Studio album by Artigeardit
- Released: 25 April 2025
- Genre: Hip-hop
- Length: 33:14
- Label: Universal Music Denmark
- Producers: Marius Iversen; Nicki Pooyandeh; Anton Westerlin; Rob Smyles; JenneJenne; Vera;

Artigeardit chronology
| På gen5yn (2024) | Æteren (2025) | Pusto (2026) |

Singles from Æteren
- "Seaside" Released: 10 April 2025;

= Æteren =

2025 studio album by Artigeardit

Æteren is the fifth solo studio album by Albanian-Danish rapper Artigeardit. The album, released on 25 April 2025, was published by Universal Music Denmark. The album became Artigeardit's fourth consecutive number one album, including the collaborative album with Lamin, Nu hvor vi er her. Since its release, the album has achieved gold certification from IFPI Danmark.

== Release and reception ==
Artigeardit first announced the album via Instagram on 23 April 2025, where he shared the album's track list. The album, Æteren, was two days later. Preceding the album's release, on 10 April, Artigeardit released the single "Seaside".

Upon its release, the album received generally positive reviews. Soundvenue, which gave the album four of six stars, praised the album overall and Artigeardit's collaboration with Marius Iversen, the primary producer of the album. However, the reviewer noted that the guest features sometimes overshadowed Artigeardit. Politiken reviewer Pernille Jensen gave a favourable review with four of six stars, but stated the album suffered from the "inconsistent quality of its tracks". Ralf Christensen, of Dagbladet Information, reviewed the album positively, complimenting Artigeardit's exploration and mixing hip-hop and pop. Gaffa was more critical with just two of six stars, criticizing what the reviewer saw as "unfinished-sounding demos" and creative directions that were not fully developed.

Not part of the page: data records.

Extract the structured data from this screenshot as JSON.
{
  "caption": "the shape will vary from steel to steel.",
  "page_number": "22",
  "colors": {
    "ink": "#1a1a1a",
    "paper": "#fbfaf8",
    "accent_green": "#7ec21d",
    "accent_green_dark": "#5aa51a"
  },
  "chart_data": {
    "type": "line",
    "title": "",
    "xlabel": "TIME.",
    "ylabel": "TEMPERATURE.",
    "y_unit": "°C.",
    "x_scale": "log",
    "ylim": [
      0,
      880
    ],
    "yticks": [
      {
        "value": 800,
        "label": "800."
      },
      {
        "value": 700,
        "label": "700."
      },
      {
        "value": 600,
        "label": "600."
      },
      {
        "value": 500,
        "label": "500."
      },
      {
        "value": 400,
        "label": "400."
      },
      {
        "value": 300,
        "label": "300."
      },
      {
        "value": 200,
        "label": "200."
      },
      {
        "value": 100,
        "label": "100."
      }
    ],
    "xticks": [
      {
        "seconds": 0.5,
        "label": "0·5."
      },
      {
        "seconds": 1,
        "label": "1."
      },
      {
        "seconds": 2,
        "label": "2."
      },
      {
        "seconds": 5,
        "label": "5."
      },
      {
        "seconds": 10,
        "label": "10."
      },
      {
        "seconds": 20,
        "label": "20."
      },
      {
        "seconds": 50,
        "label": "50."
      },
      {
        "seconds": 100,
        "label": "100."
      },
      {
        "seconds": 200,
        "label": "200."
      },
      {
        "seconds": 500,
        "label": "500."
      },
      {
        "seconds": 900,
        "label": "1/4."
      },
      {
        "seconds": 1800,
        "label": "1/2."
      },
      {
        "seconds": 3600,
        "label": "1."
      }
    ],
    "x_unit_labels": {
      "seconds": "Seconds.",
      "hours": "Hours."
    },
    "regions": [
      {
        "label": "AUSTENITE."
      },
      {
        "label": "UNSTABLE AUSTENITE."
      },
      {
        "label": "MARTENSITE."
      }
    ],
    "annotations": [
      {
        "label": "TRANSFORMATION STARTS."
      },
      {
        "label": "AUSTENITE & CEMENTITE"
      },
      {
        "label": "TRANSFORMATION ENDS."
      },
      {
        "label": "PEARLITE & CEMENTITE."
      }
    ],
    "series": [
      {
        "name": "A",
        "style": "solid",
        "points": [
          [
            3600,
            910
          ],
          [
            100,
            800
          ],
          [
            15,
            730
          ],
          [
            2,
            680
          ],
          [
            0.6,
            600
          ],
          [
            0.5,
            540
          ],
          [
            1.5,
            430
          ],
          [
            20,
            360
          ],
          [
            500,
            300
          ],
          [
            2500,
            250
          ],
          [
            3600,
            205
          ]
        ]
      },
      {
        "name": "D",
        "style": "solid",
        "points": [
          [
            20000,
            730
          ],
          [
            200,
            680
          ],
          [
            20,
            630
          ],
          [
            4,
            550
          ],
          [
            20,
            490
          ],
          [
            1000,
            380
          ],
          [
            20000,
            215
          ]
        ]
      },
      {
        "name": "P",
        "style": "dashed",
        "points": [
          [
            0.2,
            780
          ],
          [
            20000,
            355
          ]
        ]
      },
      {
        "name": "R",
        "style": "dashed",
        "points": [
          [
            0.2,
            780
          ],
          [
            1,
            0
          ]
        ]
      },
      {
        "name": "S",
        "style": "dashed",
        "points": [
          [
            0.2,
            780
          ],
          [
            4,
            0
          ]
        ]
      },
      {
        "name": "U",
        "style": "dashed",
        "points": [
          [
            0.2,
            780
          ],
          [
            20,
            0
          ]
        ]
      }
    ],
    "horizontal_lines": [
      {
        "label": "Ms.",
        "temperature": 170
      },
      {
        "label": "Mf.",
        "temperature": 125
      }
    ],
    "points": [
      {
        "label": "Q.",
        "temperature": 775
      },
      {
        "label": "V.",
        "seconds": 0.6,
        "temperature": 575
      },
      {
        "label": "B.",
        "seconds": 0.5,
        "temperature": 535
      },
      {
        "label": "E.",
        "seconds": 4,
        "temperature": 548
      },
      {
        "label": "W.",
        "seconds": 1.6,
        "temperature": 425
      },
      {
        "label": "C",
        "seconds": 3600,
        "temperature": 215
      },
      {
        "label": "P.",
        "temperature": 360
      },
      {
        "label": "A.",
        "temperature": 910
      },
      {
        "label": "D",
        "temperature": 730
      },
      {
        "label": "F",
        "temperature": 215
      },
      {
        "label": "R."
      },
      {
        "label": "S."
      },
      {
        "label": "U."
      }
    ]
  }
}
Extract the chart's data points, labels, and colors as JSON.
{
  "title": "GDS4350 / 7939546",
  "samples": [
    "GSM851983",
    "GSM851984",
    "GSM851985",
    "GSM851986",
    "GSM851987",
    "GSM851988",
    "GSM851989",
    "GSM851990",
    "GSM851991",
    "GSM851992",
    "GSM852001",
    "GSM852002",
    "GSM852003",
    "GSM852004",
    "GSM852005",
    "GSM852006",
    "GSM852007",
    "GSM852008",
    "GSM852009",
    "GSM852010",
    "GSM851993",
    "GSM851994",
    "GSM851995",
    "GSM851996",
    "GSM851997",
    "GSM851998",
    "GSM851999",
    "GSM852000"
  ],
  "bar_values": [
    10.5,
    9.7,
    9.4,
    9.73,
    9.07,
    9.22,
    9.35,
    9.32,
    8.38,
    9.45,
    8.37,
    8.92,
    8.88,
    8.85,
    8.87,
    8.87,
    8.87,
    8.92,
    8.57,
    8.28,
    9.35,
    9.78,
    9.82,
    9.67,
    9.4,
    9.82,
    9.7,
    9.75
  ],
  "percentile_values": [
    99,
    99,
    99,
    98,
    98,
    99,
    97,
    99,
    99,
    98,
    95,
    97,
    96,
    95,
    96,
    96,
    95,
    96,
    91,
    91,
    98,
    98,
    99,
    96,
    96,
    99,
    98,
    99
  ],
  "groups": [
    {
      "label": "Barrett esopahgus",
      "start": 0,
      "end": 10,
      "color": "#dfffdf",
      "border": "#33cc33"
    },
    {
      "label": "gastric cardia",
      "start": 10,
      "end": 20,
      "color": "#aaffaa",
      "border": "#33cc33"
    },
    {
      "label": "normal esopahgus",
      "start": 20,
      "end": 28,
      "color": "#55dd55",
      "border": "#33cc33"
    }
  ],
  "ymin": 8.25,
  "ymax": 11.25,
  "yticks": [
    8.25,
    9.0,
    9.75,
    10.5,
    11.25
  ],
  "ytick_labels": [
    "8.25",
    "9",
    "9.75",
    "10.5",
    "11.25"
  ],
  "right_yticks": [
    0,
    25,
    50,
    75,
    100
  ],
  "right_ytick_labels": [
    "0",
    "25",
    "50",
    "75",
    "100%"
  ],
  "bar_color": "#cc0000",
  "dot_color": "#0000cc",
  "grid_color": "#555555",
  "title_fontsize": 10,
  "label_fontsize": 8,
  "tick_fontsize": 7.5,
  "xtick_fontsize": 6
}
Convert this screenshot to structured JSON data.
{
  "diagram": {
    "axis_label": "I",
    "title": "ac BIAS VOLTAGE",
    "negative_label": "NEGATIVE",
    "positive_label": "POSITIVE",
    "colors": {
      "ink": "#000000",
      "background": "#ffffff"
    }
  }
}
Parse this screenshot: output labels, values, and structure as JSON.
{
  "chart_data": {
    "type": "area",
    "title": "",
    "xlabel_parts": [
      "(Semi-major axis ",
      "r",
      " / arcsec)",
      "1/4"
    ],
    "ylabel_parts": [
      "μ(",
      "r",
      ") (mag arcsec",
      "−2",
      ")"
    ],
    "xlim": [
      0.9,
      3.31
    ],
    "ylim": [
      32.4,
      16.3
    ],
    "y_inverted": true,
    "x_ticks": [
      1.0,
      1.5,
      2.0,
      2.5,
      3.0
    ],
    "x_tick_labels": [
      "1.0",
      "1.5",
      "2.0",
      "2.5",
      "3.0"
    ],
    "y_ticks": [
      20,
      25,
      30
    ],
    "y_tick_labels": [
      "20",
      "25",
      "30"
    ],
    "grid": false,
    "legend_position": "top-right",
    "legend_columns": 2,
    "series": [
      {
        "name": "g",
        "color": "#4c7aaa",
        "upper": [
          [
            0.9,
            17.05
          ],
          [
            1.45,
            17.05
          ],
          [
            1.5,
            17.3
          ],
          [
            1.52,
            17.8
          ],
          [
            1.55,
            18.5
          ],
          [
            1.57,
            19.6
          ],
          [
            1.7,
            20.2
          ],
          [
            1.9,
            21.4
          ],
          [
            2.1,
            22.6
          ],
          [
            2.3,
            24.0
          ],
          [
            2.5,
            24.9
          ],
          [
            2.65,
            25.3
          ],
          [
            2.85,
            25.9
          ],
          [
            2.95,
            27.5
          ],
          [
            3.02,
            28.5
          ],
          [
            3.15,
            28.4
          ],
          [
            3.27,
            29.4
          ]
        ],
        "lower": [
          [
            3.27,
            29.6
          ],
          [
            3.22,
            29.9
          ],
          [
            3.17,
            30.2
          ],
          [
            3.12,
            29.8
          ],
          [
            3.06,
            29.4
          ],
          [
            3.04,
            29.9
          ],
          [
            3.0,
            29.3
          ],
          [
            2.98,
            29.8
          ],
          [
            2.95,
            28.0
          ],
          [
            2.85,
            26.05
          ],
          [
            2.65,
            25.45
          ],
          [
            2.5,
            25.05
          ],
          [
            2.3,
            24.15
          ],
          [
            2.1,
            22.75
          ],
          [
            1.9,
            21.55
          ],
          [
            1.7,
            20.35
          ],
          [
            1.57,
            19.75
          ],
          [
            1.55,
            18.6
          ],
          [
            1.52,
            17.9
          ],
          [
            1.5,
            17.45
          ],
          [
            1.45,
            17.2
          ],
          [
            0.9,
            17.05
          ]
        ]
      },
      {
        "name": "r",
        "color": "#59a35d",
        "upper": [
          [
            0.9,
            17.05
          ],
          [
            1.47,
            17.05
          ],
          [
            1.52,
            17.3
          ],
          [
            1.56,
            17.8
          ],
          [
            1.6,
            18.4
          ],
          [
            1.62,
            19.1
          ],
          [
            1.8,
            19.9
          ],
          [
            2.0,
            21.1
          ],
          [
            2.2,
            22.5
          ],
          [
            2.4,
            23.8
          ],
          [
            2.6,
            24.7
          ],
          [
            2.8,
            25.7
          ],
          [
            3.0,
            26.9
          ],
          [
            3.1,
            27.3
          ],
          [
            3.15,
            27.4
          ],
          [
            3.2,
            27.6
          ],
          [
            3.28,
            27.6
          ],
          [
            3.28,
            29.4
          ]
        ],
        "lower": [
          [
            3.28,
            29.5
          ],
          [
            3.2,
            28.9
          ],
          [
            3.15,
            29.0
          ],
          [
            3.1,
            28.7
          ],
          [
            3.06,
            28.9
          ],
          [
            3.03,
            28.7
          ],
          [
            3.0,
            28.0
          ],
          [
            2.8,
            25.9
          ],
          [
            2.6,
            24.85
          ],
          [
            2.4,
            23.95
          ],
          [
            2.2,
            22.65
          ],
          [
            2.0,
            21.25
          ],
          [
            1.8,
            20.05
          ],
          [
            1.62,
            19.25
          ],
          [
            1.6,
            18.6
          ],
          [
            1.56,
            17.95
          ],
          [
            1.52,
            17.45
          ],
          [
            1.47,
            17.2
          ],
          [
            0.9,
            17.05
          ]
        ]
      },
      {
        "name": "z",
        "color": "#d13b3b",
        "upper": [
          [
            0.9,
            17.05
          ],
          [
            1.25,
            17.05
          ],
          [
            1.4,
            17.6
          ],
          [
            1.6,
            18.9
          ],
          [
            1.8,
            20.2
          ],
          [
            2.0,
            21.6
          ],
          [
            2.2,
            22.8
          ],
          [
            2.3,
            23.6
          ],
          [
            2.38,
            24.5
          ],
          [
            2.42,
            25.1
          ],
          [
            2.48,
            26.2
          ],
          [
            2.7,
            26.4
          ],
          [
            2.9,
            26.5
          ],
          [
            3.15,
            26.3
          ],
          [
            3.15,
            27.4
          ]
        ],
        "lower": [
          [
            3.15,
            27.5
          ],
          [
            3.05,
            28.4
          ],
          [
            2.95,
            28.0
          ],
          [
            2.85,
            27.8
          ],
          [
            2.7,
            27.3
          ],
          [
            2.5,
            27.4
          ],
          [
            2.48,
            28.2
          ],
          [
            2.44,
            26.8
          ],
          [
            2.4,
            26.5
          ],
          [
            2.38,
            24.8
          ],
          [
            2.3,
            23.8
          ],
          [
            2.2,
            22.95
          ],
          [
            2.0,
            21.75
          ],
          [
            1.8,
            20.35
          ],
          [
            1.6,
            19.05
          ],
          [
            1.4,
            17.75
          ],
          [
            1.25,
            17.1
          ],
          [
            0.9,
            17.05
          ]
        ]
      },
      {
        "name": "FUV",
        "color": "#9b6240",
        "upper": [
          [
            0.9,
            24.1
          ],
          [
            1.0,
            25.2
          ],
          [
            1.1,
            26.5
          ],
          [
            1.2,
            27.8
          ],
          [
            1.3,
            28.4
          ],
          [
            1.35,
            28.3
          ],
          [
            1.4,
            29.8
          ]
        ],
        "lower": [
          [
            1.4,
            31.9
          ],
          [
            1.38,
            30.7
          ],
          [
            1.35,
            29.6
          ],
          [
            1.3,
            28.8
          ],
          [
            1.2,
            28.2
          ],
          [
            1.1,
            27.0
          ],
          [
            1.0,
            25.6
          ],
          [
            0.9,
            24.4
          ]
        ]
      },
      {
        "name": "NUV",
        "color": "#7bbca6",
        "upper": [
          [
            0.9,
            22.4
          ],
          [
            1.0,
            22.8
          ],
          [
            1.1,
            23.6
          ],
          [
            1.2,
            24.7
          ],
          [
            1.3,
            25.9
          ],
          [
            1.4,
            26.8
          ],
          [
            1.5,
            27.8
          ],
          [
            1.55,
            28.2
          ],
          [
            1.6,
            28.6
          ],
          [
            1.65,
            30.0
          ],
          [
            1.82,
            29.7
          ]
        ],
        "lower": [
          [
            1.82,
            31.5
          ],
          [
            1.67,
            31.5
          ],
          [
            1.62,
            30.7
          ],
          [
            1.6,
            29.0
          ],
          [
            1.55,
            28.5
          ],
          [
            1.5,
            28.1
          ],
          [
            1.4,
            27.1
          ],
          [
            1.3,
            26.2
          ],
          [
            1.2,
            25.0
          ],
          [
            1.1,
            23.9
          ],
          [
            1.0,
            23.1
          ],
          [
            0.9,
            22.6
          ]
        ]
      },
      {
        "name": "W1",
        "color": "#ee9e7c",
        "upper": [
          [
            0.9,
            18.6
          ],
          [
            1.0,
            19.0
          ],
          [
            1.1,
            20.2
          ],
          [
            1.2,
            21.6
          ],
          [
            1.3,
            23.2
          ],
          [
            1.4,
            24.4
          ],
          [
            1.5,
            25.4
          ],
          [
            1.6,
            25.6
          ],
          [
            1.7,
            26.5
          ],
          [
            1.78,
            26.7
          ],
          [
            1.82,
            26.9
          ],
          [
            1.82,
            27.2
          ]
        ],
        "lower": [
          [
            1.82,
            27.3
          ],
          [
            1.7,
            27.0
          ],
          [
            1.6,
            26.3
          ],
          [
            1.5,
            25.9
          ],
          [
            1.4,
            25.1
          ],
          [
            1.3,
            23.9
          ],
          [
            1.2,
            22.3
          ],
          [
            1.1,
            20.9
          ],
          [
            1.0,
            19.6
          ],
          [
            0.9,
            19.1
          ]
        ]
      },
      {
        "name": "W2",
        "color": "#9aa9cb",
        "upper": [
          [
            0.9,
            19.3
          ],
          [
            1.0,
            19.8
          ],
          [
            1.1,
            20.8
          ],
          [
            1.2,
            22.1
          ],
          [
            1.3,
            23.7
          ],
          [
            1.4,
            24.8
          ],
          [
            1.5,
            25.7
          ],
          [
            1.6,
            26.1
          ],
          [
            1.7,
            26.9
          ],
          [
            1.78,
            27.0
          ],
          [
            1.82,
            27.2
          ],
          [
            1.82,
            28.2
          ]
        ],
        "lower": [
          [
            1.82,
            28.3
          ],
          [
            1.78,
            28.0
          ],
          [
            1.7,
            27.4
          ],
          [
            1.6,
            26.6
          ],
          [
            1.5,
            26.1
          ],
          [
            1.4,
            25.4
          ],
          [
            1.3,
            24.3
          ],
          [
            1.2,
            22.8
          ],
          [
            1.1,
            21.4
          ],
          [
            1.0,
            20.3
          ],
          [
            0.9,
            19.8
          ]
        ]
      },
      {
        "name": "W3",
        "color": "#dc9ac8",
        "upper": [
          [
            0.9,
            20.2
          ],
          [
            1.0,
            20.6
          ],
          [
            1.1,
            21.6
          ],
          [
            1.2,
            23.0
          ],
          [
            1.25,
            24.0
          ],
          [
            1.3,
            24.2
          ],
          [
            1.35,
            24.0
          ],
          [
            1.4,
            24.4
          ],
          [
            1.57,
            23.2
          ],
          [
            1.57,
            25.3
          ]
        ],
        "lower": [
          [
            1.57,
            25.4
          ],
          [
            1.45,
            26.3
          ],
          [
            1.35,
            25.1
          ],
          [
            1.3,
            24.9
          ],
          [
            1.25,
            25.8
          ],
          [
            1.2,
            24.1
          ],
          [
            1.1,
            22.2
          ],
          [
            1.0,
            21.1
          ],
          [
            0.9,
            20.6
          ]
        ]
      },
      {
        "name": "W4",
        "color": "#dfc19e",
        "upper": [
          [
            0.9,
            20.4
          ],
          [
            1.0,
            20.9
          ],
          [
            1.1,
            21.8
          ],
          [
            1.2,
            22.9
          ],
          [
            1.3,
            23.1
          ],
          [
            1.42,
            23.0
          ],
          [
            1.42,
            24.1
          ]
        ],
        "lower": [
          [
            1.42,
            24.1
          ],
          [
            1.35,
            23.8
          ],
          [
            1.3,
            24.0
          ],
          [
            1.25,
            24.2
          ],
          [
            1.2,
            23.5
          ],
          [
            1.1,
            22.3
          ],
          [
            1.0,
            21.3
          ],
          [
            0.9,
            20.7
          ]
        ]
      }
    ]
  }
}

The album debuted at number one on the Hitlisten charts on 7 May 2025, making it Artigeardit's fourth consecutive album to achieve the honour. The album spent 19 weeks on the Hitlisten charts. As the only single from the album, "Seaside" went on to achieve platinum certification, peaking at number two on the singles chart following the album's release. The only other song from the album to reach the top 40 was "Honningkrukken". The album has been certified gold by IFPI Danmark.

== Track listing ==

| No. | Title | Lyrics | Producer(s) | Length |
|---|---|---|---|---|
| 1. | "De her svin" | Artigeardit | Marius Iversen; Nicki Pooyandeh; | 2:07 |
| 2. | "Honningkrukken" | Artigeardit | Iversen | 3:01 |
| 3. | "Baddie" (featuring Tobias Rahim and Josva) | Artigeardit; Rahim; | Iversen | 3:24 |
| 4. | "Seaside" | Artigeardit; Josva; | Iversen | 3:07 |
| 5. | "Uanset" (featuring Gusto) | Artigeardit | Iversen | 2:29 |
| 6. | "Ondt i numsen" | Artigeardit | Iversen | 1:53 |
| 7. | "LVFL" (featuring Noah Carter) | Artigeardit; Carter; | Iversen; Anton Westerlin; | 2:05 |
| 8. | "Til stede" (featuring Mas [da] and Lamin) | Artigeardit; Mas; Lamin; | Iversen; Rob Smyles; JenneJenne; | 3:52 |
| 9. | "Stå for det" (featuring Lord Siva [da]) | Artigeardit; Lord Siva; | Iversen | 2:30 |
| 10. | "Altid anderledes" | Artigeardit | Iversen; Westerlin; | 2:54 |
| 11. | "FaceTime" | Artigeardit | Iversen | 3:13 |
| 12. | "Æteren" (featuring Vera and MØ) | Artigeardit; MØ; Mads Koch; Søren Breum; | Iversen; Vera; | 2:39 |
| Total length: |  |  |  | 33:14 |

== Charts ==
=== Weekly charts ===

Weekly chart performance
| Chart (2025–2026) | Peak position |
|---|---|
| Danish Albums (Hitlisten) | 1 |

=== Year-end charts ===

Year-end chart performance
| Chart | Year | Position |
|---|---|---|
| Danish Albums (Hitlisten) | 2025 | 22 |

== Certifications ==

Certifications
| Region | Certification | Certified units/sales |
| Denmark (IFPI Danmark) | Gold | 10,000^{‡} |
^{*} Sales figures based on certification alone. ^{‡} Sales+streaming figures based on certification alone.